On April 13, 2015, during my last few days of my freshman year at BYU, I had an accident while riding a razor scooter. [Word to the wise - Let the 5-10 year olds ride the razor scooters. Their lower center of gravity make falling off much less hazardous!]
During this accident, I broke my knee. In essence, a two inch piece of bone that was attached to my ACL broke off. Upon returning home to Texas, I had surgery to repair the damage. It has been almost 3 months since I had my knee surgery. After being on crutches and in an immobilizing brace for 6 weeks, I finally was able to put weight on my leg and begin walking again. After walking on my leg for several weeks, I started physical therapy. I attend physical therapy twice a week where I work on bending, strengthening, balance, and walking normally again.

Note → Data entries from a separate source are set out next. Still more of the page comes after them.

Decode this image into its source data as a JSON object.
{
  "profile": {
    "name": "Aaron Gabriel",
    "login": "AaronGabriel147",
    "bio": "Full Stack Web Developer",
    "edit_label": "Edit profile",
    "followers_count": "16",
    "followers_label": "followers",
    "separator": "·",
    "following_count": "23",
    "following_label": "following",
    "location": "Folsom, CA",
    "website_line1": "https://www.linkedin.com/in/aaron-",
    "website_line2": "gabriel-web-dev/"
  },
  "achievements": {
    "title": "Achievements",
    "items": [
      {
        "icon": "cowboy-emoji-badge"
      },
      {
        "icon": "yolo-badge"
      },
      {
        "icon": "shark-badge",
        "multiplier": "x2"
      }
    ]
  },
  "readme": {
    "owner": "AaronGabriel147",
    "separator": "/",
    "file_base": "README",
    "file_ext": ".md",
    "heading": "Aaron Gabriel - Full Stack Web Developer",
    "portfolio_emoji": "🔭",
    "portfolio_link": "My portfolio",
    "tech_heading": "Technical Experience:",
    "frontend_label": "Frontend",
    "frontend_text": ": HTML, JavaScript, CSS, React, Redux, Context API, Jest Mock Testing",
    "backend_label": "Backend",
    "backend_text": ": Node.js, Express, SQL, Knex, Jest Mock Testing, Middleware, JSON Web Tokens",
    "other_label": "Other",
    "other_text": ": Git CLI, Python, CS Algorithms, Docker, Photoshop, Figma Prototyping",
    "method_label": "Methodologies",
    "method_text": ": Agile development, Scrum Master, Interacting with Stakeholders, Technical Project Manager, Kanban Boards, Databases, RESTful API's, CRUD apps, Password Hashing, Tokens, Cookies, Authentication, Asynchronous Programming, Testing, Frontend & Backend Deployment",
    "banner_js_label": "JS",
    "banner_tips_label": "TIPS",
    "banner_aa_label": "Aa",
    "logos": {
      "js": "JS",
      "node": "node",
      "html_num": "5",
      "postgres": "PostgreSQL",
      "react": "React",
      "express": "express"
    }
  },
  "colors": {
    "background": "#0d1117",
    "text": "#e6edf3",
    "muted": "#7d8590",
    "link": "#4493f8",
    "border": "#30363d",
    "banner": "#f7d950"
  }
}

Since this is the first time I have had a serious injury, I did not know how difficult it would be to return back to my normal physical capabilities. It will take me 6-8 weeks of physical therapy to be able to walk a mile normally and ride a bike. Although I cannot run yet, I still am in a training regimen that requires extreme dedication. Twice daily I have to perform many exercises such as doing hundreds of leg lifts, walking over cups, strengthening using resistance bands, and bending my leg as much as possible. I have increased the strength in my hips, quads, and calves as well as increasing the bend in my knee from 55 to 75 degrees. I am working on how to walk properly again by first straightening my leg then bending it back as it comes off the ground. Every step I take, I have to consciously make sure I am walking correctly, without limping or favoring my injured leg.
My new daily regimen takes 1.5 - 2 hours and can be challenging and painful.
Because I run, I have learned the dedication it takes to keep to a schedule. Because I run, I know that if I slack off, I will not achieve my goals and I won’t be able to return to my full capacity. Because I can’t run now, I have motivation to work hard so that I will be able to run again in the near future.